Canada ships out raw materials and ships some of them back as value-added goods. With the economic downturn in the US (and I'm guessing it'll take at least three years for the US economy to recover, if it ever does--$11 trillion is a big debt hole, and that's even before you add the US-China trade imbalance), we need to expand our trading beyond our traditional market, the US, and our other big partner (regrettably, China).

If NAFTA went in the crapper, US energy prices would skyrocket. We have agreements to sell hydro, gas, and oil, water and other resources in place, many under the NAFTA framework. Say "buh-bye".

Canada, faced with a patchwork of tariffs and duties, and slapping reciprocal duties on imports of manufactured goods, would have to rebuild a manufacturing sector for all those goods we haven't yet sourced from China and India.

Instead of shipping raw lumber and logs south, maybe we could rebuild our furniture industry; re-open some of the mills that have shut down and re-tool them for manufacturing. Our auto sector won't change because most of our car "manufacturing" actually consists of screwing on the bumpers and antennae of vehicles shipped in from Korea (including a number of famous "Japanese" cars as well. Japan has "outsourcing" too). It'll drop though, because the US will start importing cars directly--possibly building a bigger auto assembly industry of its own. Instead of shipping iron and steel to China, where it gets made into Wal-Mart lawn furniture, shipped to the US and thence to Canada, we could make it here.

Sure, prices would climb, but maybe it'd slow down the relentless, breathless cycle of consumer debt and irresponsible consumption.

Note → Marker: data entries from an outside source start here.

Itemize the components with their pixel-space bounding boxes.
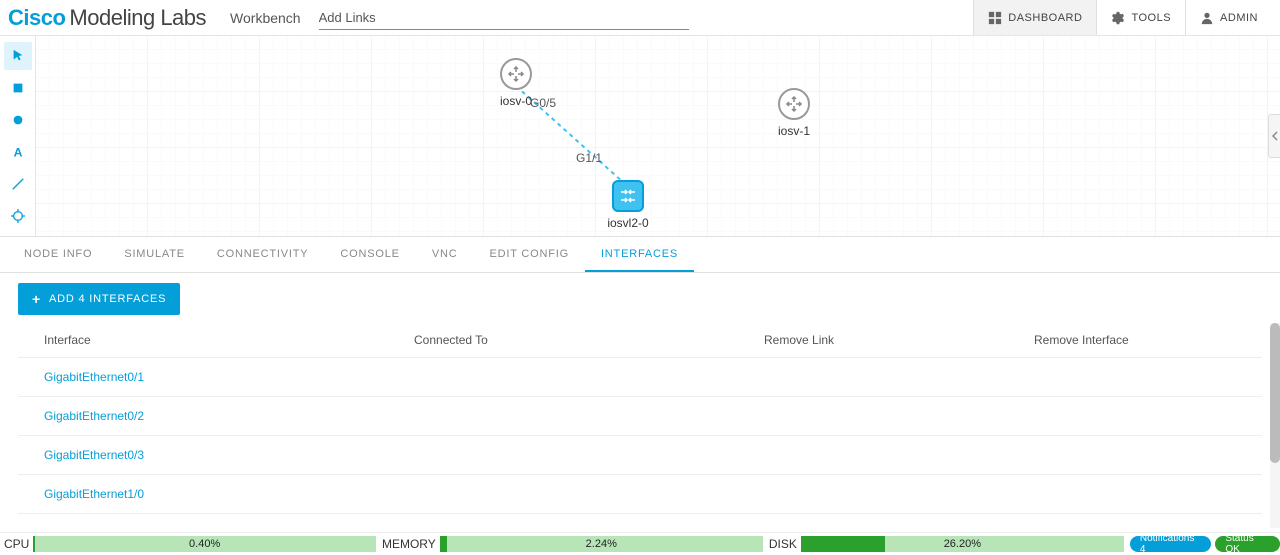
memory-value: 2.24%	[586, 538, 617, 550]
node-iosvl2-0[interactable]: iosvl2-0	[612, 180, 644, 212]
table-row: GigabitEthernet1/1 GigabitEthernet0/5.ios…	[18, 514, 1262, 528]
node-iosv-0[interactable]: iosv-0	[500, 58, 532, 90]
interface-link[interactable]: GigabitEthernet0/2	[44, 409, 144, 423]
interfaces-panel: + ADD 4 INTERFACES Interface Connected T…	[0, 273, 1280, 528]
user-icon	[1200, 11, 1214, 25]
col-connected-to: Connected To	[414, 333, 764, 347]
table-row: GigabitEthernet0/3	[18, 436, 1262, 475]
tab-simulate[interactable]: SIMULATE	[108, 237, 201, 272]
cpu-value: 0.40%	[189, 538, 220, 550]
col-remove-interface: Remove Interface	[1034, 333, 1236, 347]
link-label-g11: G1/1	[576, 151, 602, 165]
collapse-handle[interactable]	[1268, 114, 1280, 158]
disk-label: DISK	[765, 537, 801, 551]
mode-input[interactable]	[319, 6, 689, 30]
interfaces-table: Interface Connected To Remove Link Remov…	[18, 333, 1262, 528]
dashboard-label: DASHBOARD	[1008, 12, 1082, 24]
topology-canvas[interactable]: iosv-0 iosv-1 iosvl2-0 G0/5 G1/1	[36, 36, 1280, 236]
node-iosv-1[interactable]: iosv-1	[778, 88, 810, 120]
tab-edit-config[interactable]: EDIT CONFIG	[473, 237, 585, 272]
router-icon	[507, 65, 525, 83]
add-interfaces-label: ADD 4 INTERFACES	[49, 293, 166, 305]
tab-console[interactable]: CONSOLE	[324, 237, 415, 272]
memory-bar: 2.24%	[440, 536, 763, 552]
detail-tabs: NODE INFO SIMULATE CONNECTIVITY CONSOLE …	[0, 237, 1280, 273]
status-ok-pill[interactable]: Status OK	[1215, 536, 1280, 552]
interface-link[interactable]: GigabitEthernet0/1	[44, 370, 144, 384]
scrollbar-thumb[interactable]	[1270, 323, 1280, 463]
ellipse-tool[interactable]	[4, 106, 32, 134]
memory-label: MEMORY	[378, 537, 440, 551]
router-icon	[785, 95, 803, 113]
cpu-label: CPU	[0, 537, 33, 551]
workbench-label: Workbench	[230, 10, 301, 26]
cpu-bar: 0.40%	[33, 536, 376, 552]
notifications-pill[interactable]: Notifications 4	[1130, 536, 1211, 552]
header-nav: DASHBOARD TOOLS ADMIN	[973, 0, 1272, 35]
link-label-g05: G0/5	[530, 96, 556, 110]
admin-label: ADMIN	[1220, 12, 1258, 24]
disk-value: 26.20%	[944, 538, 981, 550]
locate-tool[interactable]	[4, 202, 32, 230]
dashboard-button[interactable]: DASHBOARD	[973, 0, 1096, 35]
tool-palette: A	[0, 36, 36, 236]
tools-label: TOOLS	[1131, 12, 1171, 24]
pointer-tool[interactable]	[4, 42, 32, 70]
tab-node-info[interactable]: NODE INFO	[8, 237, 108, 272]
table-row: GigabitEthernet0/1	[18, 358, 1262, 397]
brand-cisco: Cisco	[8, 5, 65, 31]
canvas-area: A iosv-0 iosv-1 iosvl2-0 G0/5 G1/1	[0, 36, 1280, 237]
interface-link[interactable]: GigabitEthernet1/0	[44, 487, 144, 501]
text-tool[interactable]: A	[4, 138, 32, 166]
interface-link[interactable]: GigabitEthernet0/3	[44, 448, 144, 462]
gear-icon	[1111, 11, 1125, 25]
disk-bar: 26.20%	[801, 536, 1124, 552]
node-label-iosvl2-0: iosvl2-0	[607, 216, 648, 230]
tab-vnc[interactable]: VNC	[416, 237, 474, 272]
chevron-left-icon	[1272, 131, 1278, 141]
add-interfaces-button[interactable]: + ADD 4 INTERFACES	[18, 283, 180, 315]
node-label-iosv-1: iosv-1	[778, 124, 810, 138]
rectangle-tool[interactable]	[4, 74, 32, 102]
table-header: Interface Connected To Remove Link Remov…	[18, 333, 1262, 358]
col-interface: Interface	[44, 333, 414, 347]
dashboard-icon	[988, 11, 1002, 25]
svg-text:A: A	[13, 145, 22, 159]
table-row: GigabitEthernet1/0	[18, 475, 1262, 514]
plus-icon: +	[32, 291, 41, 307]
line-tool[interactable]	[4, 170, 32, 198]
node-label-iosv-0: iosv-0	[500, 94, 532, 108]
connected-to-value: GigabitEthernet0/5.iosv-0	[414, 526, 549, 528]
table-row: GigabitEthernet0/2	[18, 397, 1262, 436]
col-remove-link: Remove Link	[764, 333, 1034, 347]
tools-button[interactable]: TOOLS	[1096, 0, 1185, 35]
interface-link[interactable]: GigabitEthernet1/1	[44, 526, 144, 528]
admin-button[interactable]: ADMIN	[1185, 0, 1272, 35]
tab-interfaces[interactable]: INTERFACES	[585, 237, 694, 272]
app-header: Cisco Modeling Labs Workbench DASHBOARD …	[0, 0, 1280, 36]
tab-connectivity[interactable]: CONNECTIVITY	[201, 237, 325, 272]
switch-icon	[618, 186, 638, 206]
brand-modeling-labs: Modeling Labs	[69, 5, 206, 31]
status-bar: CPU 0.40% MEMORY 2.24% DISK 26.20% Notif…	[0, 532, 1280, 554]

As to staple goods, well Canada has proven quite capable of producing its own food in the past. Yes, you'd no longer be able to buy three litres of orange juice for five bucks, but I feel it distorts the hell out of agriculture, economics, and trade when a country that can't grow oranges at all imports quadrillions of litres of the stuff even in the depths of winter. The environmental costs? Don't get me started; I used to drive trucks for a living.

All these value-added vineyards I see out my window would probably be half-replaced with apple orchards. Apple juice--it's what's for breakfast.

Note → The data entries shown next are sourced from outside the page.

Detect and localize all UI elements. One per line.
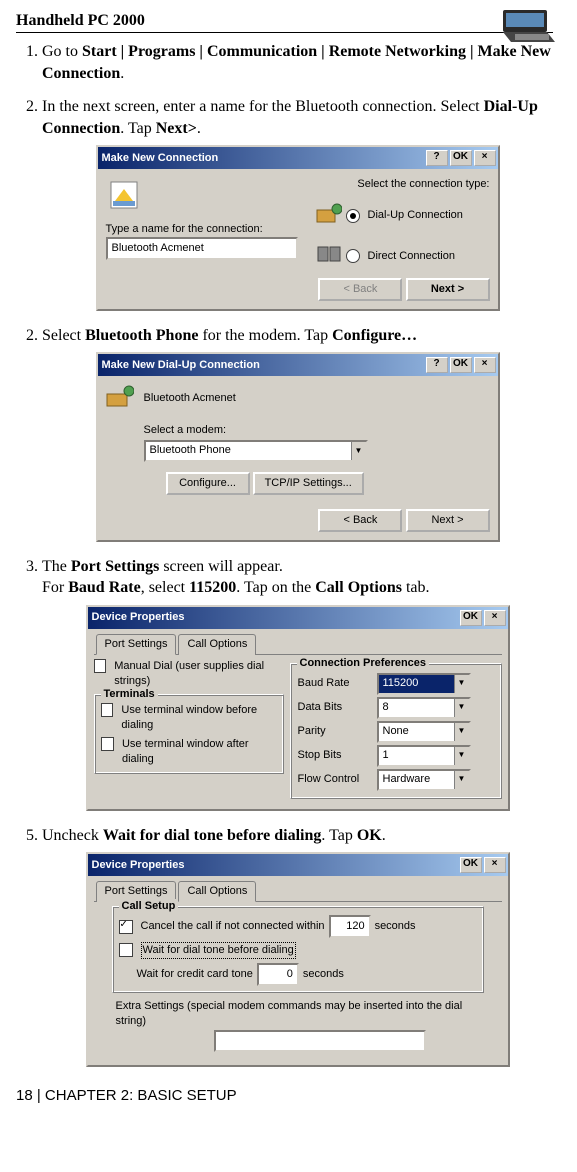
conn-pref-table: Baud Rate 115200▼ Data Bits 8▼ Parity No… — [297, 672, 495, 792]
credit-seconds-input[interactable]: 0 — [257, 963, 299, 986]
step-2: In the next screen, enter a name for the… — [42, 96, 553, 311]
page-footer: 18 | CHAPTER 2: BASIC SETUP — [16, 1087, 553, 1104]
ok-button[interactable]: OK — [450, 150, 472, 166]
data-bits-dropdown[interactable]: 8▼ — [377, 697, 471, 719]
close-button[interactable]: × — [484, 857, 506, 873]
baud-rate-dropdown[interactable]: 115200▼ — [377, 673, 471, 695]
parity-label: Parity — [297, 720, 376, 744]
connection-name-label: Bluetooth Acmenet — [144, 391, 236, 406]
extra-settings-input[interactable] — [214, 1030, 426, 1052]
stop-bits-dropdown[interactable]: 1▼ — [377, 745, 471, 767]
dialup-icon — [316, 202, 342, 229]
parity-dropdown[interactable]: None▼ — [377, 721, 471, 743]
window-title: Device Properties — [92, 858, 458, 873]
terminal-after-checkbox[interactable] — [101, 737, 114, 751]
dialup-radio[interactable] — [346, 209, 360, 223]
window-title: Make New Connection — [102, 151, 424, 166]
select-type-label: Select the connection type: — [316, 177, 490, 192]
chevron-down-icon: ▼ — [454, 723, 469, 741]
conn-pref-group-label: Connection Preferences — [297, 656, 430, 671]
path-text: Start | Programs | Communication | Remot… — [42, 43, 551, 82]
chevron-down-icon: ▼ — [454, 771, 469, 789]
device-properties-port-dialog: Device Properties OK × Port Settings Cal… — [86, 605, 510, 811]
seconds-label-2: seconds — [303, 967, 344, 982]
titlebar: Make New Connection ? OK × — [98, 147, 498, 169]
flow-control-label: Flow Control — [297, 768, 376, 792]
configure-button[interactable]: Configure... — [166, 472, 250, 495]
wait-dial-tone-label: Wait for dial tone before dialing — [141, 942, 296, 959]
connection-name-input[interactable]: Bluetooth Acmenet — [106, 237, 298, 260]
tabs: Port Settings Call Options — [94, 633, 502, 655]
chevron-down-icon: ▼ — [454, 747, 469, 765]
modem-icon — [106, 384, 134, 413]
manual-dial-checkbox[interactable] — [94, 659, 107, 673]
tab-call-options[interactable]: Call Options — [178, 881, 256, 902]
make-new-connection-dialog: Make New Connection ? OK × Type a name f… — [96, 145, 500, 310]
dialup-connection-dialog: Make New Dial-Up Connection ? OK × Bluet… — [96, 352, 500, 541]
chevron-down-icon: ▼ — [351, 442, 366, 460]
terminal-after-label: Use terminal window after dialing — [122, 737, 277, 767]
type-name-label: Type a name for the connection: — [106, 222, 306, 237]
chevron-down-icon: ▼ — [454, 675, 469, 693]
close-button[interactable]: × — [474, 357, 496, 373]
handheld-pc-icon — [501, 8, 557, 49]
next-button[interactable]: Next > — [406, 509, 490, 532]
flow-control-dropdown[interactable]: Hardware▼ — [377, 769, 471, 791]
cancel-seconds-input[interactable]: 120 — [329, 915, 371, 938]
device-properties-call-dialog: Device Properties OK × Port Settings Cal… — [86, 852, 510, 1067]
credit-card-tone-label: Wait for credit card tone — [137, 967, 253, 982]
terminal-before-label: Use terminal window before dialing — [121, 703, 276, 733]
help-button[interactable]: ? — [426, 150, 448, 166]
back-button[interactable]: < Back — [318, 509, 402, 532]
data-bits-label: Data Bits — [297, 696, 376, 720]
step-1: Go to Start | Programs | Communication |… — [42, 41, 553, 84]
step-4: The Port Settings screen will appear. Fo… — [42, 556, 553, 811]
terminals-group-label: Terminals — [101, 687, 158, 702]
cancel-call-checkbox[interactable] — [119, 920, 133, 934]
call-setup-group-label: Call Setup — [119, 899, 179, 914]
wait-dial-tone-checkbox[interactable] — [119, 943, 133, 957]
close-button[interactable]: × — [474, 150, 496, 166]
page-title: Handheld PC 2000 — [16, 12, 553, 33]
titlebar: Device Properties OK × — [88, 607, 508, 629]
close-button[interactable]: × — [484, 610, 506, 626]
tab-call-options[interactable]: Call Options — [178, 634, 256, 655]
connection-icon — [110, 181, 306, 214]
cancel-call-label: Cancel the call if not connected within — [141, 919, 325, 934]
ok-button[interactable]: OK — [460, 610, 482, 626]
select-modem-label: Select a modem: — [144, 423, 490, 438]
ok-button[interactable]: OK — [460, 857, 482, 873]
step-5: Uncheck Wait for dial tone before dialin… — [42, 825, 553, 1068]
direct-radio[interactable] — [346, 249, 360, 263]
tab-port-settings[interactable]: Port Settings — [96, 634, 177, 655]
seconds-label: seconds — [375, 919, 416, 934]
step-3: Select Bluetooth Phone for the modem. Ta… — [42, 325, 553, 542]
stop-bits-label: Stop Bits — [297, 744, 376, 768]
extra-settings-label: Extra Settings (special modem commands m… — [116, 999, 484, 1029]
manual-dial-label: Manual Dial (user supplies dial strings) — [114, 659, 283, 689]
baud-rate-label: Baud Rate — [297, 672, 376, 696]
tcpip-settings-button[interactable]: TCP/IP Settings... — [253, 472, 364, 495]
terminal-before-checkbox[interactable] — [101, 703, 114, 717]
titlebar: Make New Dial-Up Connection ? OK × — [98, 354, 498, 376]
ok-button[interactable]: OK — [450, 357, 472, 373]
window-title: Make New Dial-Up Connection — [102, 358, 424, 373]
help-button[interactable]: ? — [426, 357, 448, 373]
chevron-down-icon: ▼ — [454, 699, 469, 717]
back-button[interactable]: < Back — [318, 278, 402, 301]
steps-list: Go to Start | Programs | Communication |… — [16, 41, 553, 1067]
direct-label: Direct Connection — [368, 249, 455, 264]
window-title: Device Properties — [92, 610, 458, 625]
dialup-label: Dial-Up Connection — [368, 208, 463, 223]
titlebar: Device Properties OK × — [88, 854, 508, 876]
direct-icon — [316, 243, 342, 270]
modem-dropdown[interactable]: Bluetooth Phone ▼ — [144, 440, 368, 462]
next-button[interactable]: Next > — [406, 278, 490, 301]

But we wouldn't starve. And we'd be able to start growing a larger variety of crops again becuase a tariff regimen would make domestically produced food more competitive.

So if the candidates really mean what they've been saying on this, okay. And if not, well that's okay too.

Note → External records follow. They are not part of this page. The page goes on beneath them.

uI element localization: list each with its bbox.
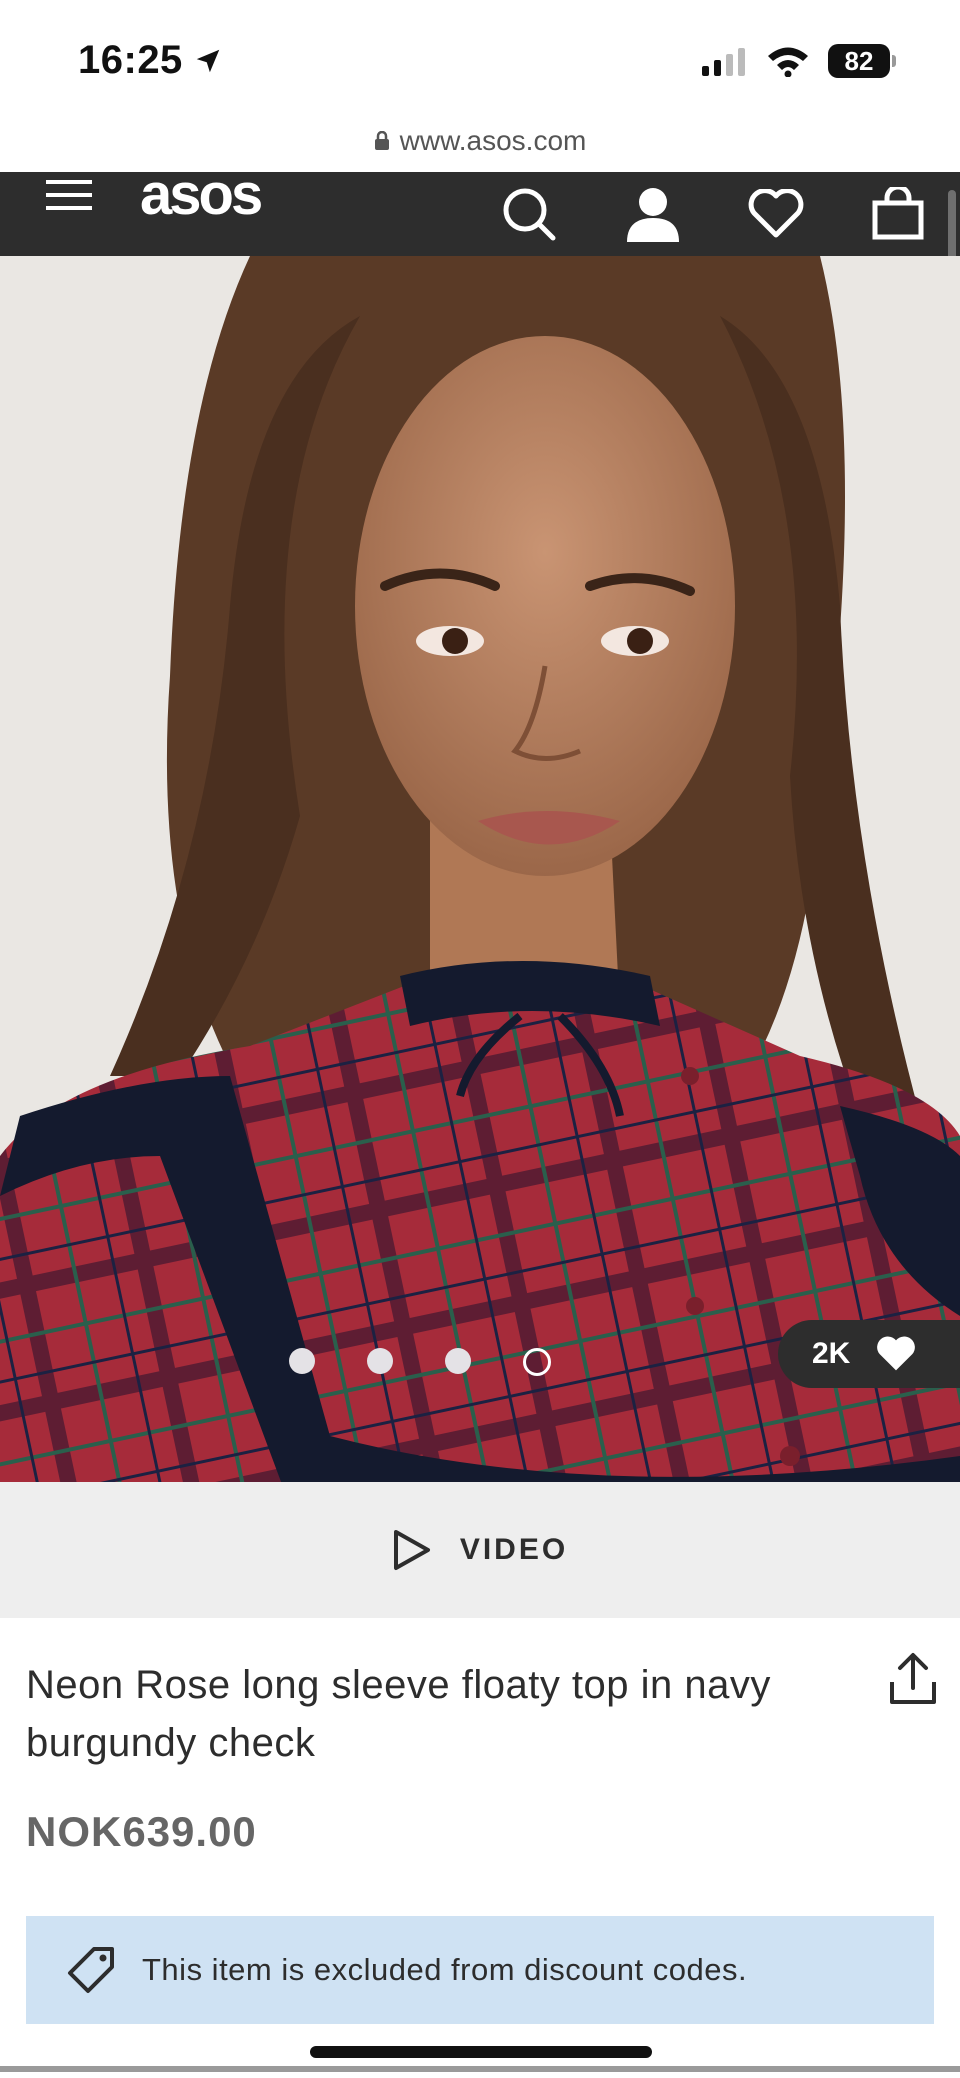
gallery-pagination	[0, 1348, 900, 1376]
gallery-dot-4[interactable]	[523, 1348, 551, 1376]
gallery-dot-1[interactable]	[289, 1348, 315, 1374]
status-icons: 82	[700, 44, 896, 78]
product-price: NOK639.00	[26, 1808, 257, 1855]
bag-button[interactable]	[862, 172, 934, 256]
url-text: www.asos.com	[399, 125, 587, 156]
status-bar: 16:25 82	[0, 0, 960, 130]
gallery-dot-2[interactable]	[367, 1348, 393, 1374]
play-icon	[393, 1530, 430, 1570]
search-button[interactable]	[494, 172, 564, 256]
hamburger-menu-icon	[46, 180, 92, 210]
save-count-button[interactable]: 2K	[778, 1320, 960, 1388]
status-time-text: 16:25	[78, 38, 183, 82]
account-button[interactable]	[618, 172, 688, 256]
account-icon	[627, 188, 679, 242]
product-photo	[0, 256, 960, 1482]
share-icon	[890, 1653, 936, 1704]
shopping-bag-icon	[872, 187, 924, 240]
heart-outline-icon	[748, 189, 804, 238]
product-title: Neon Rose long sleeve floaty top in navy…	[26, 1663, 771, 1765]
asos-logo[interactable]: asos	[140, 162, 263, 256]
heart-filled-icon	[877, 1336, 916, 1371]
status-time: 16:25	[78, 38, 223, 83]
search-icon	[503, 188, 556, 241]
video-button[interactable]: VIDEO	[0, 1482, 960, 1618]
bottom-divider	[0, 2066, 960, 2072]
saved-items-button[interactable]	[740, 172, 812, 256]
discount-notice-text: This item is excluded from discount code…	[142, 1952, 748, 1987]
battery-indicator: 82	[828, 44, 896, 78]
wifi-icon	[768, 47, 808, 77]
logo-text: asos	[140, 162, 263, 227]
gallery-dot-3[interactable]	[445, 1348, 471, 1374]
lock-icon	[374, 131, 389, 150]
site-header: asos	[0, 162, 960, 256]
browser-url-bar[interactable]: www.asos.com	[0, 118, 960, 164]
price-tag-icon	[68, 1947, 114, 1993]
home-indicator	[310, 2046, 652, 2058]
location-arrow-icon	[196, 49, 220, 72]
discount-exclusion-notice: This item is excluded from discount code…	[26, 1916, 934, 2024]
product-image-gallery[interactable]	[0, 256, 960, 1482]
battery-level: 82	[844, 45, 874, 76]
menu-button[interactable]	[34, 172, 106, 256]
video-label: VIDEO	[459, 1533, 569, 1566]
save-count: 2K	[812, 1337, 851, 1370]
signal-icon	[702, 48, 745, 76]
share-button[interactable]	[888, 1652, 938, 1711]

The biggest losers would probably be the industries of Mexico. The steel producers, the maquiladora factories, the farms raising food for export.

One thing that abrogating NAFTA would do for certain is establish once and for all whether derestricting trade actually brings any real benefits. Let me be clear, I believe that for the most part it does. But I'd love to see the principle really get tested in a place where we eagerly adopted free trade.

2 Comments:

At 3:14 pm, Blogger Wandering Coyote said...

When I saw this Hilary/Barak/NAFTA thing on the news, I was like, "Ooooooh...Go ahead. Make my f*cking day!" I was resentful that they implied that they feel that the US has been given the ass end of that deal. I actually think WE got the ass end of the deal and couldn't believe they were ballsy enough to be complaining about it.

 
At 11:04 pm, Blogger Metro said...

Like most bilateral deals, there was what a Jewish friend called "a little joy, a little oy" in NAFTA.

Initially it was cheaper for companies to manufacture here. Then came China and India.

On the other hand, the US bought energy from us because we have an enormous surplus.

Abrogating NAFTA probably won't do a lot of good, is my bet, but I'm more than willing to try and see what happens.

I'm not certain I know of any situation short of war in which trade liberalization has been reversed.